No matter what you think about the Affordable Care Act (ACA) — whether you supported President Obama’s signature health care law or opposed it — the facts show that individual health insurance markets across the country have been struggling.
Health insurance premiums have more than doubled in states using HealthCare.gov between 2013 and 2017. Many insurers have left the market, leaving too many people with just one insurer available to them, and insurer monopolies that are leading to higher prices. The best evidence of the unpopularity of these plans: exchange enrollment is more than 60 percent below expectations.
In short, Obamacare is not working out as its proponents promised.
Unfortunately, as the head of the Centers for Medicare & Medicaid Services (CMS), which is tasked with implementing a large portion of the ACA, I can tell you that there is only so much the administration can do without congressional action. Although Congress did not enact broader reforms to Obamacare. the repeal of the individual mandate penalty is crucial in allowing people greater freedom to purchase health care in ways that work best for them.
Federal law might be hard to change in Washington, but in some cases, states are able to take advantage of flexibility built into federal law to develop new programs and approaches. This is true under federal Medicaid law and it is also true under the ACA, which is why CMS recently stepped up efforts to support state-specific strategies to improve their individual health insurance markets and to develop alternatives to Obamacare that better meet the needs of their residents.
Specifically, section 1332 of the ACA allows states to request the waiver of certain Obamacare requirements to pursue innovative strategies for providing their residents access to high-quality, affordable health coverage.
CMS and the U.S. Department of the Treasury recently issued new guidance to give states more flexibility to develop innovative alternatives to Obamacare. This new guidance rescinded prior guidance that had proven to be unnecessarily restrictive for states.

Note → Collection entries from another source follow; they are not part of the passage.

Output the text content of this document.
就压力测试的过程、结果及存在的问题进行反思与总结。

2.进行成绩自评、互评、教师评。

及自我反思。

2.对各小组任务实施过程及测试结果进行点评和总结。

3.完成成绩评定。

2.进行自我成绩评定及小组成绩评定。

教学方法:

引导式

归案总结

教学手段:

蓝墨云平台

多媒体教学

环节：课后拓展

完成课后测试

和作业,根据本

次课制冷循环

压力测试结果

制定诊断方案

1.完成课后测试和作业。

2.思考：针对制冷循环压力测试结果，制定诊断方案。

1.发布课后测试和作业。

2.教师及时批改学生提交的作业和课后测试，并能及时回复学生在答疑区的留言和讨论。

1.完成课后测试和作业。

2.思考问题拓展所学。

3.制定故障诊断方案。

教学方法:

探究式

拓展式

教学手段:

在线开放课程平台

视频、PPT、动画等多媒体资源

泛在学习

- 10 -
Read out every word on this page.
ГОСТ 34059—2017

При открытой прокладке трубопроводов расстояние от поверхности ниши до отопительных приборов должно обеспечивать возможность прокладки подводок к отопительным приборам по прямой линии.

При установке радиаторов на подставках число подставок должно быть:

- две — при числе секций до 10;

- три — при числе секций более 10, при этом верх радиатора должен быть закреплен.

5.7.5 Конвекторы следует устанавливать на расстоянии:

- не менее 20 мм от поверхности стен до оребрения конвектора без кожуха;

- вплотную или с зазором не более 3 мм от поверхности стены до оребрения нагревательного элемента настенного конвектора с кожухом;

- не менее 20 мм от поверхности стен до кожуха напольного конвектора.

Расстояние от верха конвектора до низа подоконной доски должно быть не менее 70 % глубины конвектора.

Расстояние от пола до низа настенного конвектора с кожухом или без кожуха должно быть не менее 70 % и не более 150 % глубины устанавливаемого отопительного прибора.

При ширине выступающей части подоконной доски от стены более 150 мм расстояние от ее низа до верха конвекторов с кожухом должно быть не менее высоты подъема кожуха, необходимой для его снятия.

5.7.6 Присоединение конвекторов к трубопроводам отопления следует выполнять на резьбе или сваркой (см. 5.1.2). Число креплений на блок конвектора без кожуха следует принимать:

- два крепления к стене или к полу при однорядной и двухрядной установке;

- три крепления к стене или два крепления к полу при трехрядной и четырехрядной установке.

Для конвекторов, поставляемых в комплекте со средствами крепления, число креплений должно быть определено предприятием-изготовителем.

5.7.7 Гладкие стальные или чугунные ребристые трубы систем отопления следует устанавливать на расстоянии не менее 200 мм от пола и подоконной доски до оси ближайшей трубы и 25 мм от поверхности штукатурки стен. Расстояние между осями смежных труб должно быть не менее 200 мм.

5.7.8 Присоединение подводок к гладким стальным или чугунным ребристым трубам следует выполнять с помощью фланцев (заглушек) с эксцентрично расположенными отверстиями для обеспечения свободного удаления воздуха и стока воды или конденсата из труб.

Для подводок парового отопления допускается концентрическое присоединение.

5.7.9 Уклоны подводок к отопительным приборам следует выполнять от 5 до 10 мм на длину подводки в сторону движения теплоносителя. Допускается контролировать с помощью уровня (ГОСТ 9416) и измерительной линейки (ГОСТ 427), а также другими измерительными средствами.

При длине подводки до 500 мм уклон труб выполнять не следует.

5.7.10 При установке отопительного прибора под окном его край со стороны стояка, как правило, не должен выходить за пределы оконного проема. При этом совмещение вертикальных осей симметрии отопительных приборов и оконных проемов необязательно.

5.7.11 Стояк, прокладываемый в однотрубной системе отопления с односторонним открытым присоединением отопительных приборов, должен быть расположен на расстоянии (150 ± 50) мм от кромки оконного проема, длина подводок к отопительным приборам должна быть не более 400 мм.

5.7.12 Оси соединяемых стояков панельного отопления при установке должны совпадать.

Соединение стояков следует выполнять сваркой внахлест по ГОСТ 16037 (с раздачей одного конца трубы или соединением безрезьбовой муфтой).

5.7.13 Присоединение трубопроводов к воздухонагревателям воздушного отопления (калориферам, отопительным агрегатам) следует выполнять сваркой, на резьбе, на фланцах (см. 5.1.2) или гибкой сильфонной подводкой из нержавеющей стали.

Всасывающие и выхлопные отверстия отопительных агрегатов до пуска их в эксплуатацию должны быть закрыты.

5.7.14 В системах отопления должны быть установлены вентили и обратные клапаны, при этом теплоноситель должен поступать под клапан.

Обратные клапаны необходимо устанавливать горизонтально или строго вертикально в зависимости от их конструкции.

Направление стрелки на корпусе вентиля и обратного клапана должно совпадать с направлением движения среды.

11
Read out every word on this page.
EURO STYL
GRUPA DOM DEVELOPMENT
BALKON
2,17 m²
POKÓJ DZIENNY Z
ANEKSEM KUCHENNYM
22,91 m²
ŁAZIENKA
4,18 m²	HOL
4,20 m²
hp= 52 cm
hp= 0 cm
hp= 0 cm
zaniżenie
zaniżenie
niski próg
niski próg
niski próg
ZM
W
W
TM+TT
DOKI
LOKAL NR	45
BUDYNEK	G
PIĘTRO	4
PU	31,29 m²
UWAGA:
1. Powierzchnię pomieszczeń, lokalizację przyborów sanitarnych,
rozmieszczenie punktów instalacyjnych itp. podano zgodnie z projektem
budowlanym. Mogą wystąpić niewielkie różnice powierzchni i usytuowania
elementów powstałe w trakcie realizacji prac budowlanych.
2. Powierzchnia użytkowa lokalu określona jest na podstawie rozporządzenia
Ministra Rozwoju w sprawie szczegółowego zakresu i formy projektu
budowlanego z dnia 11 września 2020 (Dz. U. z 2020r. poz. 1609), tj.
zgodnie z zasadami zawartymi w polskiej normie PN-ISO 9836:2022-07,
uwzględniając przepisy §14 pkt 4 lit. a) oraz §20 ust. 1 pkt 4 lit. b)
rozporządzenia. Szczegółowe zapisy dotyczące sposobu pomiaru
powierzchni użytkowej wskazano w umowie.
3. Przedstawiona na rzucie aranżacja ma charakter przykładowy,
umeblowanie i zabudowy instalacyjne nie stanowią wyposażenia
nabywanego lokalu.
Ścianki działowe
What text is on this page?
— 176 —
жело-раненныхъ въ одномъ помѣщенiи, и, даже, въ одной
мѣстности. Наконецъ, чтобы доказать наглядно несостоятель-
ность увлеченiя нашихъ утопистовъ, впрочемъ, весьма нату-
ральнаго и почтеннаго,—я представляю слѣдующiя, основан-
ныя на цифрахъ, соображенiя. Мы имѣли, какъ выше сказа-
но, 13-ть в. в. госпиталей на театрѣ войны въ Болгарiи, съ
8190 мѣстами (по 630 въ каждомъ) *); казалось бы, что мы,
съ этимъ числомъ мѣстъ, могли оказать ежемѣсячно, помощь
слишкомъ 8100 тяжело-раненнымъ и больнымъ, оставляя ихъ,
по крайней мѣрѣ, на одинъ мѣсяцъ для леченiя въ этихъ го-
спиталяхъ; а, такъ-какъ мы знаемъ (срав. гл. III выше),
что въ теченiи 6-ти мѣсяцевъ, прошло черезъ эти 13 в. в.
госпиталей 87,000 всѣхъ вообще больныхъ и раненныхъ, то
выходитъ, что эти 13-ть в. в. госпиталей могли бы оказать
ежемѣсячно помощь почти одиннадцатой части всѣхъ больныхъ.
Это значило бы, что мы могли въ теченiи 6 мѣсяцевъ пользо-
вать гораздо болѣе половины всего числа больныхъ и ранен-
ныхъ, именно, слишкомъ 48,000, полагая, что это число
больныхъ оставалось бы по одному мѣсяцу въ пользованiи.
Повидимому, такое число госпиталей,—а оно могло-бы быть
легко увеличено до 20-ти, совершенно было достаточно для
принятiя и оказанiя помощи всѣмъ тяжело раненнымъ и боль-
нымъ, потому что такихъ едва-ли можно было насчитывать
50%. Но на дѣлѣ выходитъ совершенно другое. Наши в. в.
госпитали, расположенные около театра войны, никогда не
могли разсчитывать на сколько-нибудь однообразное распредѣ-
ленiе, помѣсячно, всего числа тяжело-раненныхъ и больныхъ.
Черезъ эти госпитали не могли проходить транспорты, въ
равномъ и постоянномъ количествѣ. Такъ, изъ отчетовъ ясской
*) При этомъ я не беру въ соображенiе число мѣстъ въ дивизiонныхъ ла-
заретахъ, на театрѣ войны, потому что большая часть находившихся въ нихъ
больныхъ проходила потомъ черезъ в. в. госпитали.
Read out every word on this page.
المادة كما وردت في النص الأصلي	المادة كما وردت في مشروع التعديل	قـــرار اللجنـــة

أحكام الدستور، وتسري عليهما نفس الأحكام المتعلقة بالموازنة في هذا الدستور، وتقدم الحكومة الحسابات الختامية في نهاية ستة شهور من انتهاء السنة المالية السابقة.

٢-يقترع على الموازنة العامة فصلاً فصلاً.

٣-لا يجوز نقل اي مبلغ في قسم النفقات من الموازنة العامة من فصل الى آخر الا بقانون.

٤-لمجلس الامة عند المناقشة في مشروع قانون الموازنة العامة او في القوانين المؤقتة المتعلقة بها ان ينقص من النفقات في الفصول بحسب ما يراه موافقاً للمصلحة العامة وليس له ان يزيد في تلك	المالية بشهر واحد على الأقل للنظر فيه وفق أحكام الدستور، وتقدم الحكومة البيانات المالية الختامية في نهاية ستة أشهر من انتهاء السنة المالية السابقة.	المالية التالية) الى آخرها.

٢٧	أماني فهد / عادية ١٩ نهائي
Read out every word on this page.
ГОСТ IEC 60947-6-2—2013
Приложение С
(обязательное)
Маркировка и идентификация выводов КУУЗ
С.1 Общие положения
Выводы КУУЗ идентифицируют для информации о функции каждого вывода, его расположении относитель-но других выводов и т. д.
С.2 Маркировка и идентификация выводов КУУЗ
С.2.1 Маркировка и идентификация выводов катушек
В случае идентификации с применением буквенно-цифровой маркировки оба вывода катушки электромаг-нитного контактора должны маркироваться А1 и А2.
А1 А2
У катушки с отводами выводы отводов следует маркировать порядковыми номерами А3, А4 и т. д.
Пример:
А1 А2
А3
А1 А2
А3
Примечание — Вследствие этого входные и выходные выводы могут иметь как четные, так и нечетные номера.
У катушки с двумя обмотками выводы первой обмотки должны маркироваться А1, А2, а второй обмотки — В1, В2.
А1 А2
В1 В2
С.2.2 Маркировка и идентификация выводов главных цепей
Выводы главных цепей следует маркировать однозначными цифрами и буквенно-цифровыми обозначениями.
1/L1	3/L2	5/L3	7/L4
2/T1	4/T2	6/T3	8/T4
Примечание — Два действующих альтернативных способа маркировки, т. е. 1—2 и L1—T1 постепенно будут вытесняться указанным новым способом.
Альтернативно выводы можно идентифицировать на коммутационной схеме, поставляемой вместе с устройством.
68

That was certainly my experience before coming to CMS when I worked directly with states to develop waivers. Innovative ideas were very difficult to develop under this prior guidance and many states gave up.
We’ve named these waivers State Relief and Empowerment Waivers to reflect this new direction, and we’ve provided states with several waiver concepts to illustrate ways states can take advantage of this new flexibility.
The waiver concept with perhaps the best potential to improve consumer control and generate health system reforms would permit states to develop a new account-based program to help subsidize health care expenses. Instead of the complicated way Obamacare currently subsidizes individual market premiums, states could provide a defined contribution to an account for people to use to pay premiums and, if funds remain in the account, any out-of-pocket health expenses.
By providing contributions to an account, this approach could substantially increase consumer engagement and control over their healthcare dollars. Maybe most importantly, this approach could give people stronger incentives to make smarter decisions with their health care dollars and increase the demand for price transparency, because people directly retain the benefit of any unspent dollars from the account.
Instead of federal subsidies automatically growing in step with premiums as they currently do, a contribution to an account could also establish a personal healthcare budget that helps create a target for health plans when they set premiums, which creates at least some pressure to contain premium growth.
When I was working in Indiana we set up similar accounts to create the nation’s first consumer-directed Medicaid program. We found that regardless of their socio-economic status, people wanted to make decisions about their care. And when given the opportunity to control their own accounts, according to an evaluation by the LewinGroup, consumers used the health care system more appropriately and had better health outcomes.
The account-based approach might hold the most promise, but we’ve released three additional Waiver Concepts for how states can better target subsidies, increase coverage options, and address the needs of high-risk individual.
Absent any additional changes to federal law, it’s up to the states to chart a new path. Through State Relief and Empowerment Waivers, states now have the opportunity to advance alternatives to the ACA.
Our hope is that these waiver concepts foster further discussion and spur innovative thinking among states that drive toward real solutions to improve access to quality, affordable coverage for all Americans.
• Seema Verma, administrator of the Centers for Medicare and Medicaid Services.